Külâhları Değişmek sözcüğü dilimize nasıl yerleşti. Ne anlamak gelmektedir. Bu olay ile ilgili iki tane rivayet vardır.

Rivayet 1:
Bektaşinin birisi züğürt kalmış. Hem yaz ayı hem de hava çok sıcak. Orada burada gezmekten yorgun düşmüş, aç bi aç dolaşmaktan halsiz kalmış. Tam cami yanından geçerken öğle ezanı okunmaya başlamış. Cami avlusuna girip şadırvandan suyunu içmiş. Abdest alanları görünce de “Bari ben de abdest alayım.
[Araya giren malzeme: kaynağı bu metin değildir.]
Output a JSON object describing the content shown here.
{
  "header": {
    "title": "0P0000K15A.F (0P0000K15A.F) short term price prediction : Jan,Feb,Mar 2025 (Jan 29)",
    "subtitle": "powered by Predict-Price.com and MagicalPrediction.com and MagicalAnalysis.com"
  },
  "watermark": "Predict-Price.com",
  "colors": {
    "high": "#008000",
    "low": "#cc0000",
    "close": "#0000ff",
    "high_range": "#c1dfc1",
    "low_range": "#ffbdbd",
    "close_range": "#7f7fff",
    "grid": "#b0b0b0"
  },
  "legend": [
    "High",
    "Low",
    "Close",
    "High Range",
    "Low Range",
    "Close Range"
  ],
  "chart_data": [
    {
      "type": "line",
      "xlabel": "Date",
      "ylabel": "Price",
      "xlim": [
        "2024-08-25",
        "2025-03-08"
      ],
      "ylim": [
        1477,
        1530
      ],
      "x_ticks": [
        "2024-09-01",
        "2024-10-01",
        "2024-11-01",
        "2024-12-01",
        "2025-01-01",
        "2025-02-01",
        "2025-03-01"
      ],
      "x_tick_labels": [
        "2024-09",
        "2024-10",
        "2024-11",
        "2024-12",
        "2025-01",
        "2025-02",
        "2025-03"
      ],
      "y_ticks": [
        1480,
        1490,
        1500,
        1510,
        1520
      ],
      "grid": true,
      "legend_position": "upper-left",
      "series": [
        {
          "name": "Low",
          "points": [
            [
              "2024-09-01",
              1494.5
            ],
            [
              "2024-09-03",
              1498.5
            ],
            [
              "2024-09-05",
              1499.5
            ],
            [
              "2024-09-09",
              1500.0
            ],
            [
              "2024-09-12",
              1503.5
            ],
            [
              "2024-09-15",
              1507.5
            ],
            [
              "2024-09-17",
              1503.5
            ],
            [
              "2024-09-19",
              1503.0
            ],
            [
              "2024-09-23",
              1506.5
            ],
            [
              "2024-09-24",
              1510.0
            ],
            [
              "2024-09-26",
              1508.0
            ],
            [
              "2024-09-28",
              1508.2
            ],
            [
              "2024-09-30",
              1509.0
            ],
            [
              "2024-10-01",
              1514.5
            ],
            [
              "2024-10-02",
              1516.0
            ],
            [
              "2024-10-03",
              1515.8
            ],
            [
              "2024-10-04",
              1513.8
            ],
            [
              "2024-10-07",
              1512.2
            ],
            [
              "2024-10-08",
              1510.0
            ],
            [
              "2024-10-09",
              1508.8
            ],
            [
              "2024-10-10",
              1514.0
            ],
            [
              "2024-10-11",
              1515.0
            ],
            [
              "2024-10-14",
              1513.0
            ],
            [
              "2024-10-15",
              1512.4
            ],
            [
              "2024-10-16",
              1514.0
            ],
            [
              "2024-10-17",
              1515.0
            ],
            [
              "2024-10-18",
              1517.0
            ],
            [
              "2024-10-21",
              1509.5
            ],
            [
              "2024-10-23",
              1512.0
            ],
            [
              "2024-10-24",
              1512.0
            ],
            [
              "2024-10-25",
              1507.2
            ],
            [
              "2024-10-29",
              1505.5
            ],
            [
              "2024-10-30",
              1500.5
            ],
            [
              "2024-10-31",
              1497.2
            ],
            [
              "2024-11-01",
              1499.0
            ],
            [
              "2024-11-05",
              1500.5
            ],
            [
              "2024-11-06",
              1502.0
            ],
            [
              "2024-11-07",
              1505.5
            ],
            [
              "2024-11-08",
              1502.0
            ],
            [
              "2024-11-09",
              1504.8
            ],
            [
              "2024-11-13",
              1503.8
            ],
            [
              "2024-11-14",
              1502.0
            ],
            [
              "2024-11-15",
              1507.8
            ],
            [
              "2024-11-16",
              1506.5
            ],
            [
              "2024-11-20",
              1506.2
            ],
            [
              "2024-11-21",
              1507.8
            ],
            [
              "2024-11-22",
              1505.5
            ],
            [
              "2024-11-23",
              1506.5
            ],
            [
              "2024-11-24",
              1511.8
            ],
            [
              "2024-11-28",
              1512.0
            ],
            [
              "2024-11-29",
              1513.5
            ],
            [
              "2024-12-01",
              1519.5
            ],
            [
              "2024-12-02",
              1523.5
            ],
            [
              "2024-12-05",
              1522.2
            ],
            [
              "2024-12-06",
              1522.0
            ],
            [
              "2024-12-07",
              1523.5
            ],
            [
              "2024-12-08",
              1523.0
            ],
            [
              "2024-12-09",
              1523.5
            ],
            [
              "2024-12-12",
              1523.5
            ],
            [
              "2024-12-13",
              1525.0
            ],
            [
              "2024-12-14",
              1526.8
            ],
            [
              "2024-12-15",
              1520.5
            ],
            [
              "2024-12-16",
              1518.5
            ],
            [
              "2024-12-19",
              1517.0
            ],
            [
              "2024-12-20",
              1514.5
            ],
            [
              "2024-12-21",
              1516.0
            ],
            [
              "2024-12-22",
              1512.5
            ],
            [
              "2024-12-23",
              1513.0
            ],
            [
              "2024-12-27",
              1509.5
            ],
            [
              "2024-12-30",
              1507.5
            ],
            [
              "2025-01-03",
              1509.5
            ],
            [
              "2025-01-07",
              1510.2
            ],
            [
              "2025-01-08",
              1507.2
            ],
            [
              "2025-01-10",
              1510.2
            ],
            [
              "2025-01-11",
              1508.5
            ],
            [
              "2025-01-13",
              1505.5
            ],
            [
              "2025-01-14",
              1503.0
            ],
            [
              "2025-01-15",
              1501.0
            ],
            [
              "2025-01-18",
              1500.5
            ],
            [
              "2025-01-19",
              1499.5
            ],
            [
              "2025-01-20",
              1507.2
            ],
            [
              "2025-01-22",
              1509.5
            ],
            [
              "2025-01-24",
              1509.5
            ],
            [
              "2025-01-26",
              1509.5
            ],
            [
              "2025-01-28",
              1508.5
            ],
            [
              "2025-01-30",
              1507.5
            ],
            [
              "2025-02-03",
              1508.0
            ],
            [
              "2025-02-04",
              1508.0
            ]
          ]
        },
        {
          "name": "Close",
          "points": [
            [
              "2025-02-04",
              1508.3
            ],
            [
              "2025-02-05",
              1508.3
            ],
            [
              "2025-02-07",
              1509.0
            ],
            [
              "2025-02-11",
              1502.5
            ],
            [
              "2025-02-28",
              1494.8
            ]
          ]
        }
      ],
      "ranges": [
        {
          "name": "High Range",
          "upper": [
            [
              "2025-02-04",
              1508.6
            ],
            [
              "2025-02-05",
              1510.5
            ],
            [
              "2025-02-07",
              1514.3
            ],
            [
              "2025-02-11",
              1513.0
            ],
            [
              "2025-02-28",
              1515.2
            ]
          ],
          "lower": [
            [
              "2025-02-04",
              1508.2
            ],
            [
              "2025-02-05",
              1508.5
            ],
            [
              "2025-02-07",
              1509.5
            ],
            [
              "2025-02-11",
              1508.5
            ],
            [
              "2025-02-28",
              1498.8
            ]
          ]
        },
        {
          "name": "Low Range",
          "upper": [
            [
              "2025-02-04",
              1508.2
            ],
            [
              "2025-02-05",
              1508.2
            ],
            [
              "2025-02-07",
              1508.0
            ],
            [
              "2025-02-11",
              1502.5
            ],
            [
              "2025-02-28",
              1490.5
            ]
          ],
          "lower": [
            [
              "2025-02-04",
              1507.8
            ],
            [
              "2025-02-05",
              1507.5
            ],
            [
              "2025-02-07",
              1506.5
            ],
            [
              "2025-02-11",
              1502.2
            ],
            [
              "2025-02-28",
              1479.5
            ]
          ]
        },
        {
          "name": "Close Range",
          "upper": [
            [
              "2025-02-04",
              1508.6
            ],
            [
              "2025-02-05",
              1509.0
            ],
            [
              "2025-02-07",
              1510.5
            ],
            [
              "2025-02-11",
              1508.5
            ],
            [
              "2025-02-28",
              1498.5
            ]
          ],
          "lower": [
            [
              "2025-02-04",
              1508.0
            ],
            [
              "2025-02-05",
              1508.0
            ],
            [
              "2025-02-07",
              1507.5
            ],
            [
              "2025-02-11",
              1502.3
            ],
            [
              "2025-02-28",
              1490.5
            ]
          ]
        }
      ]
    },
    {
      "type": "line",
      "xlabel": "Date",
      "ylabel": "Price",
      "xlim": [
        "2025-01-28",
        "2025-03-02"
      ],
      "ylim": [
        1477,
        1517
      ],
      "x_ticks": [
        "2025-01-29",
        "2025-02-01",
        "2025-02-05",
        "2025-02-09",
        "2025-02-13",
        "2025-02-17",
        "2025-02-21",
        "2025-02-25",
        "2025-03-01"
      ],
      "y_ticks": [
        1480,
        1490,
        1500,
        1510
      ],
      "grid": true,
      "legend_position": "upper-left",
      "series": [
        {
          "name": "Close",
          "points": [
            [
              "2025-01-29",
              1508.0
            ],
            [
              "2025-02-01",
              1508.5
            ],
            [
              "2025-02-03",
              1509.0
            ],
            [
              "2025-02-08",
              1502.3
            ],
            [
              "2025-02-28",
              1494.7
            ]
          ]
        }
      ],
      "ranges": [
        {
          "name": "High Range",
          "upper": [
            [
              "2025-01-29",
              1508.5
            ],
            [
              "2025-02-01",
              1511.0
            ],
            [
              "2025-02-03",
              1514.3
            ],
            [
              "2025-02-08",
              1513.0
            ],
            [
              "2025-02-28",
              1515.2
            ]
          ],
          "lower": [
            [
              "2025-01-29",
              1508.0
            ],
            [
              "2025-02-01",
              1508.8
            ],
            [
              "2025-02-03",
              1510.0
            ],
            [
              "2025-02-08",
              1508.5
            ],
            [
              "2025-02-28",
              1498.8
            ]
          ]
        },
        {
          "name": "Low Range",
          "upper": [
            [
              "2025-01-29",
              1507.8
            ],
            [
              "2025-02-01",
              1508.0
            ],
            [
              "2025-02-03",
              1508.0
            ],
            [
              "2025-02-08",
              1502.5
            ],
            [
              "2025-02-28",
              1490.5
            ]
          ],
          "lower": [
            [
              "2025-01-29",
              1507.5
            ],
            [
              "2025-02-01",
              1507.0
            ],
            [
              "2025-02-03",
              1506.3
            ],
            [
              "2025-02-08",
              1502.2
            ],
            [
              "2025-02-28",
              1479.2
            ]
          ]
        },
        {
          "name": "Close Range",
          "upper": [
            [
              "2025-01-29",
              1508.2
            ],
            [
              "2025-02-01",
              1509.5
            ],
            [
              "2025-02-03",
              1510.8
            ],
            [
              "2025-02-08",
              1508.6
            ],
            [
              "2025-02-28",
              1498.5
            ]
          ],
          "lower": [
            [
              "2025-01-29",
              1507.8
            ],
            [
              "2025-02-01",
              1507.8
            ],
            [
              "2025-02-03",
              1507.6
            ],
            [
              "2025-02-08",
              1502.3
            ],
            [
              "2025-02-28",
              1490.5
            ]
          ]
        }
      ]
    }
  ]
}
Sonra da cemaatle birlikte namaz kılar, çıkışta da mendil açarım” diye düşünmüş.O sırada bir Rum bakkal, şadırvanda terazisini temizlemekteymiş. O da bunaldığı için, külahını çıkarıp yanına koymuş. Bektaşî, abdest aldıktan sonra yanlışlıkla kendi külahı yerine Rum bakkalın külahını alıp başına geçirmiş. Namaz sırasında bütün cemaat, başında Rum külahıyla namaza gelen bizim Bektaşiye bakıp durmuş. Namazdan sonra Bektaşî herkesten önce camiden çıkıp kapı önüne mendil açmış. Cemaattekiler “Bakın şu Ruma, Müslüman olmuş, hem de güzel güzel namazını kıldı.” diyip keselerinde ne var ne yok Bektaşînin mendiline dökmüşler. Bu durum Bektaşînin çok hoşuna gitse de pek bi anlam verememiş. Tam mendiline sığmayan paraları külahına doldurmak için başındaki külahı çıkarınca bir de ne görsün, külah onun külah değil. Kendi kendine “Durum şimdi anlaşıldı. Cemaat beni Rumdan dönme Müslüman zannetti. Mangırlar bu yüzden geldi, demek ki bazen külahları değişmek gerekiyormuş” demiş.
Rivayet 2:
Yoksul bir adam, eline geçen beş on kuruşla yeni bir külah alınış. Giderken, birisi gelip başındaki yeni külahı kapmış. Kaçarken de kendi eski külahını bırakmış. Yoksul adam, onun arkasından koştuysa da yakalayamayacağını anlayınca, “Git bakalım! Yarın öbür dünyada değişiriz külahları!” demiş.